Open justice and civil jurisdiction, in the Courts Bill 2013

Element of Photo of Four Courts By Night, by MassafelliPhotography.comThe Department of Justice yesterday published the Courts Bill, 2013, which has two main aims. The first is to increase the monetary limit of the jurisdiction of the District and Circuit Courts in civil matters. The second is to allow the press some limited access to family law proceedings.

At present, pursuant to the Courts Act, 1991 (also here), the limit for the District Court is €6,384 (formerly £5,000), and this Bill would raise it to €15,000; and the limit for the Circuit Court is €38,092 (formerly £30,000) and this Bill would raise it to €60,000 for personal injury actions and €75,000 for all other civil claims. This is long overdue, as it will mean that cases can now be heard in more appropriate courts; in particular, matters appropriate to the Circuit Court need no longer be commenced in the High Court. In such cases, there will be simplified procedures and reduced costs. I think this is an entirely sensible idea, but I have two comments. First, section 16 of the Courts Act, 1991 (also here) provides a power by which the government may by order vary these limits without recourse to primary legislation; and I hope that this power is used in future to ensure that the District and Circuit Court limits keep pace with inflation. Second, I am not convinced that bifurcating the Circuit Court jurisdiction is a good idea. Although the general jurisdiction is to be €75,000, in his statement on the Bill, the Minister justified the lower threshold for personal injuries cases as a measure “to deal with concerns relating to possible inflation of awards and a consequent effect on insurance costs”. I don’t think that it will have an effect on such awards, but I do think that it will mean that cases which should be dealt with in the Circuit Court will continue unnecessarily to be heard in the High Court.
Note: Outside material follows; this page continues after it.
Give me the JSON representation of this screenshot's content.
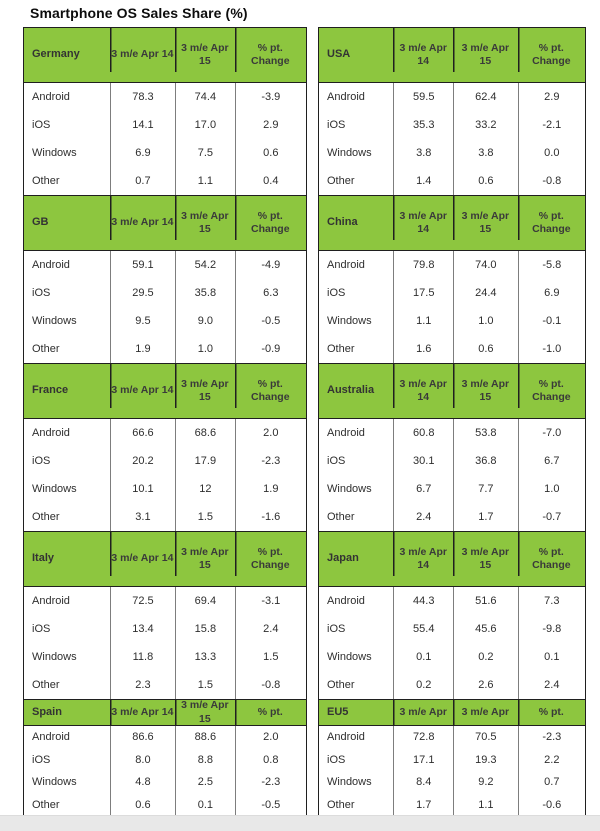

The other main issue dealt with in this Bill relates to open justice and the in camera rule. As I have had occasion to point out in previous posts on this blog, Article 34.1 of the Constitution requires that, “save in such special and limited cases as may be prescribed by law”, justice shall be administered in public; and section 45 of the Courts (Supplemental Provisions) Act, 1961 (also here) permits justice to be administered otherwise than in public in family law matters (see especially s45(1)(b)-(c)), to protect the identity and privacy of parties and children in such proceedings where there is no good reason that such sensitive matters be published. However, to prevent the perception of undue secrecy in such cases, section 40 of the Civil Liability and Courts Act, 2004 (also here) and associated regulations (the Civil Liability and Courts Act 2004 (Section 40(3)) Regulations 2005 (SI No 337 of 2005)) allow certain people to attend family court sittings to draw up and publish reports, as as those produced by the pilot Family Law Reporting Service and the Child Care Law Reporting Project. The new Bill goes substantially further, in that it allows for “bona fide representatives of the Press” to attend such proceedings. This term is not defined in the Bill, so it will be a matter for a judge in any given case to determine whether a person is such a bona fide journalist. Of course, the Minister may make regulations similar to those under the 2004 Act to set out some criteria to aid in that determination, but he made no comment about this in his statement on the Bill.

However, this right of access is subject to a wide-ranging discretion on the part of the judge to make necessary orders to protect the identity of children or in the interests of the administration of justice. Such orders may include restricting the attendance of journalists during the hearing or particular parts of it, or restricting or prohibiting the publication or broadcasting of evidence given or referred to during the proceedings. Moreover, this overall relaxation of the in camera rule is balanced out by a specific offence of publication or broadcast of in camera matters (which, I take it, replaces the common law rules relating to contempt in such circumstances). This is all very welcome, but I am disappointed that the opportunity was not taken to go further and provide a power permitting the broadcast of (certain) proceedings, in due course.

Even if the Minister could have taken a few more steps, those that he is proposing to take are very welcome in helping to shine appropriate light in an area of the administration of justice which is not as open as it might be.